Apreciação do Tribunal de Justiça
– Quanto à admissibilidade
40
Importa recordar que, segundo jurisprudência constante do Tribunal de Justiça, este não é competente para a apreciação de factos nem, em princípio, para examinar as provas que o Tribunal Geral considerou determinantes para o apuramento de tais factos. Com efeito, quando essas provas tiverem sido obtidas regularmente e os princípios gerais de direito e as normas processuais aplicáveis em matéria de ónus e de produção da prova tiverem sido respeitados, cabe exclusivamente ao Tribunal Geral apreciar o valor a atribuir às provas que lhe foram submetidas.
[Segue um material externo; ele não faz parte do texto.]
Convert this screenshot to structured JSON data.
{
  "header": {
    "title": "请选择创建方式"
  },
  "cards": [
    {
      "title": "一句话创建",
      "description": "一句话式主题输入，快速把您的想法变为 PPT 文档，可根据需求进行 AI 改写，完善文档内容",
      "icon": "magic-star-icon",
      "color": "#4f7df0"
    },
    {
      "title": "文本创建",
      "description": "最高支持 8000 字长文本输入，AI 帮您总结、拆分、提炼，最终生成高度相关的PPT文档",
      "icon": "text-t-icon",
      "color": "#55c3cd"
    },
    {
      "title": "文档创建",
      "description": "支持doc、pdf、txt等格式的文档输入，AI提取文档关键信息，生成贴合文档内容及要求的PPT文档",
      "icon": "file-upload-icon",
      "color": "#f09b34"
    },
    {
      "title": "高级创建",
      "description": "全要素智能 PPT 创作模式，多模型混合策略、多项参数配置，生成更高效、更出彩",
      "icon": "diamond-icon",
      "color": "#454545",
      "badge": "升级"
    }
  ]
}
Essa apreciação não constitui, por isso, exceto em caso de desvirtuação desses elementos, uma questão de direito sujeita, enquanto tal, à fiscalização do Tribunal de Justiça.
41
Através dos argumentos que invocam para sustentar o presente fundamento, as recorrentes censuram, em substância, o Tribunal Geral, a título principal, pelo facto de este ter dado uma interpretação errada ao artigo 2.o, n.o 11, do regulamento de base e do artigo 2.4.2 do acordo antidumping e, a título subsidiário, de ter feito uma análise que infringe o artigo 2.o, n.os 10 e 11, deste regulamento e os artigos 2.4 e 2.4.2 deste acordo. Contrariamente ao que a Comissão alega, estes argumentos põem em causa, não a apreciação que o Tribunal Geral fez dos factos, mas a interpretação das regras de direito por ele dada. As recorrentes identificam assim erros de direito que, no entender das mesmas, viciam o acórdão recorrido. Os referidos argumentos têm, portanto, por objeto questões de direito suscetíveis de ser sujeitas à apreciação do Tribunal de Justiça no âmbito de um recurso.
42
Por conseguinte, o argumento da Comissão relativo à inadmissibilidade do presente fundamentos não pode ser acolhido.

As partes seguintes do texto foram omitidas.